Капсула мягко накренилась, оторвавшись от своих индукционных направляющих, и начала двигаться, ускоряясь так плавно и уверенно, как будто прошло всего несколько мгновений с тех пор, как она в последний раз перевозила пассажира. Чику устроилась на переднем сиденье настолько удобно, насколько позволял ее костюм. Скорость быстро нарастала, затем выровнялась. В капсуле не было передних огней, но периодически гладкий проход туннеля прерывало светящееся красное кольцо, вероятно, обозначая какой-нибудь люк для технического обслуживания или служебный воздуховод. Долгое время красные круги были идеально концентрическими, но затем туннель начал изгибаться, сначала плавно, а затем более резко. Куда это ее заводило? Вперед, согласно инерциальному компасу скафандра - ближе к переднему конусу вытянутого профиля "Занзибара". Скафандр подсчитал, что их скорость составляла где-то между ста пятьюдесятью и двумя сотнями километров в час. В таком случае нет смысла пытаться устроиться поудобнее. Куда бы они ни направлялись, они прибудут достаточно скоро.
Страх усилился. Если туннель резко оборвется, остановится ли капсула на самом деле? При той скорости, с которой они мчались, у Чику было всего несколько мгновений, чтобы среагировать. Она невольно напряглась и оперлась рукой о консоль.
Но капсула мчалась дальше, и тупика не было. Чику заставила себя снова расслабиться, положившись на судьбу. Туннель изгибался и выпрямлялся, заворачивался и изгибался, затем снова выпрямлялся. Красные обручи проносились мимо. И после пятнадцати минут полета она почувствовала, что капсула начала плавное, неторопливое торможение.
Все прекратилось. На консоли было написано:
Палата тридцать семь. Прибытие. Пожалуйста, приготовьтесь к обмену информацией об окружающей среде.
Воздух вернулся в свой резервуар. Когда снова был достигнут вакуум, дверь открылась. Чику выбралась из кресла и вышла из капсулы.
Она действительно достигла предела своих возможностей. Впереди три рельса заканчивались угловыми блоками, как это было в Каппе. Как и в Каппе, туннель здесь был шире, что позволяло передвигаться мимо капсулы с любой стороны. Нуждаясь в заверениях, что ее подвезут домой, Чику прошла в другой конец отсека. Она открыла дверцу и забралась внутрь. Ее ожидало идентичное расположение сидений и консоли.

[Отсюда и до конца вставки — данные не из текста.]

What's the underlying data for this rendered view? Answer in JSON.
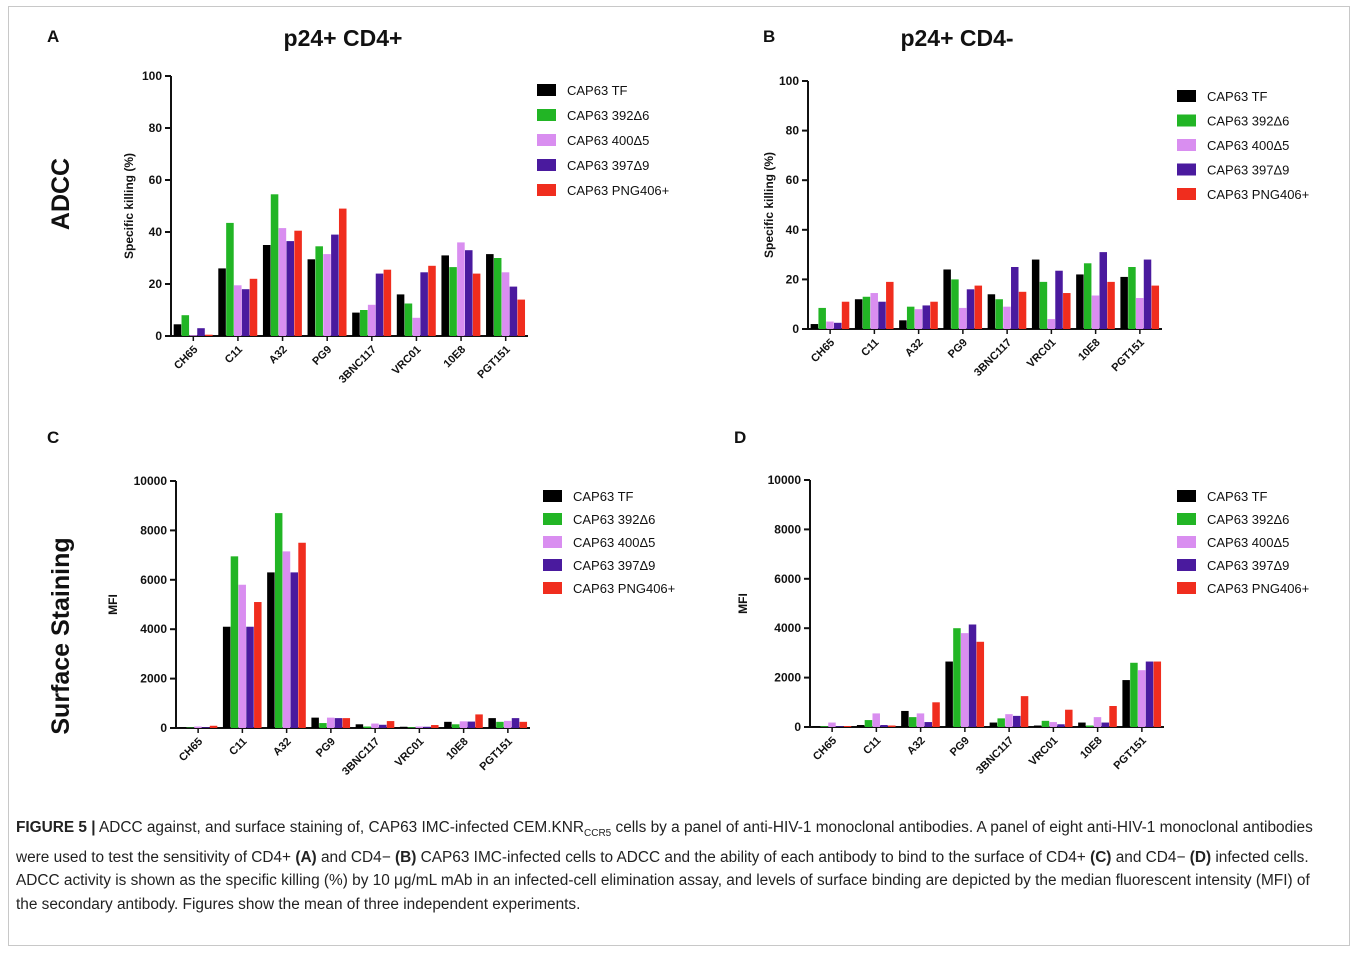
{
  "figure": {
    "row_labels": [
      "ADCC",
      "Surface Staining"
    ],
    "series_names": [
      "CAP63 TF",
      "CAP63 392Δ6",
      "CAP63 400Δ5",
      "CAP63 397Δ9",
      "CAP63 PNG406+"
    ],
    "series_colors": [
      "#000000",
      "#22b525",
      "#d98ef0",
      "#4a1a9e",
      "#f02d1e"
    ]
  },
  "chart_data": [
    {
      "type": "bar",
      "panel": "A",
      "title": "p24+ CD4+",
      "ylabel": "Specific killing (%)",
      "xlabel": "",
      "ylim": [
        0,
        100
      ],
      "yticks": [
        0,
        20,
        40,
        60,
        80,
        100
      ],
      "categories": [
        "CH65",
        "C11",
        "A32",
        "PG9",
        "3BNC117",
        "VRC01",
        "10E8",
        "PGT151"
      ],
      "legend": "right",
      "series": [
        {
          "name": "CAP63 TF",
          "values": [
            4.5,
            26,
            35,
            29.5,
            9,
            16,
            31,
            31.5
          ]
        },
        {
          "name": "CAP63 392Δ6",
          "values": [
            8,
            43.5,
            54.5,
            34.5,
            10,
            12.5,
            26.5,
            30
          ]
        },
        {
          "name": "CAP63 400Δ5",
          "values": [
            0.3,
            19.5,
            41.5,
            31.5,
            12,
            7,
            36,
            24.5
          ]
        },
        {
          "name": "CAP63 397Δ9",
          "values": [
            3,
            18,
            36.5,
            39,
            24,
            24.5,
            33,
            19
          ]
        },
        {
          "name": "CAP63 PNG406+",
          "values": [
            0.5,
            22,
            40.5,
            49,
            25.5,
            27,
            24,
            14
          ]
        }
      ]
    },
    {
      "type": "bar",
      "panel": "B",
      "title": "p24+ CD4-",
      "ylabel": "Specific killing (%)",
      "xlabel": "",
      "ylim": [
        0,
        100
      ],
      "yticks": [
        0,
        20,
        40,
        60,
        80,
        100
      ],
      "categories": [
        "CH65",
        "C11",
        "A32",
        "PG9",
        "3BNC117",
        "VRC01",
        "10E8",
        "PGT151"
      ],
      "legend": "right",
      "series": [
        {
          "name": "CAP63 TF",
          "values": [
            2,
            12,
            3.5,
            24,
            14,
            28,
            22,
            21
          ]
        },
        {
          "name": "CAP63 392Δ6",
          "values": [
            8.5,
            13,
            9,
            20,
            12,
            19,
            26.5,
            25
          ]
        },
        {
          "name": "CAP63 400Δ5",
          "values": [
            3,
            14.5,
            8,
            8.5,
            9,
            4,
            13.5,
            12.5
          ]
        },
        {
          "name": "CAP63 397Δ9",
          "values": [
            2.5,
            11,
            9.5,
            16,
            25,
            23.5,
            31,
            28
          ]
        },
        {
          "name": "CAP63 PNG406+",
          "values": [
            11,
            19,
            11,
            17.5,
            15,
            14.5,
            19,
            17.5
          ]
        }
      ]
    },
    {
      "type": "bar",
      "panel": "C",
      "title": "",
      "ylabel": "MFI",
      "xlabel": "",
      "ylim": [
        0,
        10000
      ],
      "yticks": [
        0,
        2000,
        4000,
        6000,
        8000,
        10000
      ],
      "categories": [
        "CH65",
        "C11",
        "A32",
        "PG9",
        "3BNC117",
        "VRC01",
        "10E8",
        "PGT151"
      ],
      "legend": "right",
      "series": [
        {
          "name": "CAP63 TF",
          "values": [
            20,
            4100,
            6300,
            420,
            150,
            50,
            250,
            400
          ]
        },
        {
          "name": "CAP63 392Δ6",
          "values": [
            20,
            6950,
            8700,
            200,
            60,
            30,
            150,
            250
          ]
        },
        {
          "name": "CAP63 400Δ5",
          "values": [
            60,
            5800,
            7150,
            420,
            180,
            60,
            270,
            290
          ]
        },
        {
          "name": "CAP63 397Δ9",
          "values": [
            30,
            4100,
            6300,
            400,
            130,
            50,
            260,
            400
          ]
        },
        {
          "name": "CAP63 PNG406+",
          "values": [
            90,
            5100,
            7500,
            400,
            280,
            120,
            550,
            250
          ]
        }
      ]
    },
    {
      "type": "bar",
      "panel": "D",
      "title": "",
      "ylabel": "MFI",
      "xlabel": "",
      "ylim": [
        0,
        10000
      ],
      "yticks": [
        0,
        2000,
        4000,
        6000,
        8000,
        10000
      ],
      "categories": [
        "CH65",
        "C11",
        "A32",
        "PG9",
        "3BNC117",
        "VRC01",
        "10E8",
        "PGT151"
      ],
      "legend": "right",
      "series": [
        {
          "name": "CAP63 TF",
          "values": [
            20,
            80,
            650,
            2650,
            180,
            60,
            180,
            1900
          ]
        },
        {
          "name": "CAP63 392Δ6",
          "values": [
            30,
            280,
            400,
            4000,
            350,
            250,
            60,
            2600
          ]
        },
        {
          "name": "CAP63 400Δ5",
          "values": [
            180,
            550,
            550,
            3800,
            520,
            200,
            400,
            2300
          ]
        },
        {
          "name": "CAP63 397Δ9",
          "values": [
            30,
            80,
            200,
            4150,
            450,
            110,
            180,
            2650
          ]
        },
        {
          "name": "CAP63 PNG406+",
          "values": [
            40,
            60,
            1000,
            3450,
            1250,
            700,
            850,
            2650
          ]
        }
      ]
    }
  ],
  "caption": {
    "fig_label": "FIGURE 5 |",
    "t1": " ADCC against, and surface staining of, CAP63 IMC-infected CEM.KNR",
    "sub": "CCR5",
    "t2": " cells by a panel of anti-HIV-1 monoclonal antibodies. A panel of eight anti-HIV-1 monoclonal antibodies were used to test the sensitivity of CD4+ ",
    "bA": "(A)",
    "t3": " and CD4− ",
    "bB": "(B)",
    "t4": " CAP63 IMC-infected cells to ADCC and the ability of each antibody to bind to the surface of CD4+ ",
    "bC": "(C)",
    "t5": " and CD4− ",
    "bD": "(D)",
    "t6": " infected cells. ADCC activity is shown as the specific killing (%) by 10 μg/mL mAb in an infected-cell elimination assay, and levels of surface binding are depicted by the median fluorescent intensity (MFI) of the secondary antibody. Figures show the mean of three independent experiments."
  }
}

На консоли появилось сообщение:
Камера Каппа. Продолжать?
Она была почти готова прикоснуться к нему. Возможно, на сегодня она сделала достаточно. Но она убрала руку и вышла из кабины. Еще раз проверив системы своего скафандра - все функционирует оптимально, все резервы близки к максимальным значениям - она направилась в туннель за капсулой, оглядываясь каждые несколько десятков шагов, чтобы убедиться, что капсула все еще там.
Она прошла по плавно изгибающемуся туннелю сотню шагов, после чего он расширился еще больше. От пола исходил голубой свет, а выше по стенам тянулись бледно-зеленые полосы. Чику поискала отпечатки ног или ладоней, свидетельствующие о том, что здесь побывал кто-то другой, но поверхности были безупречны.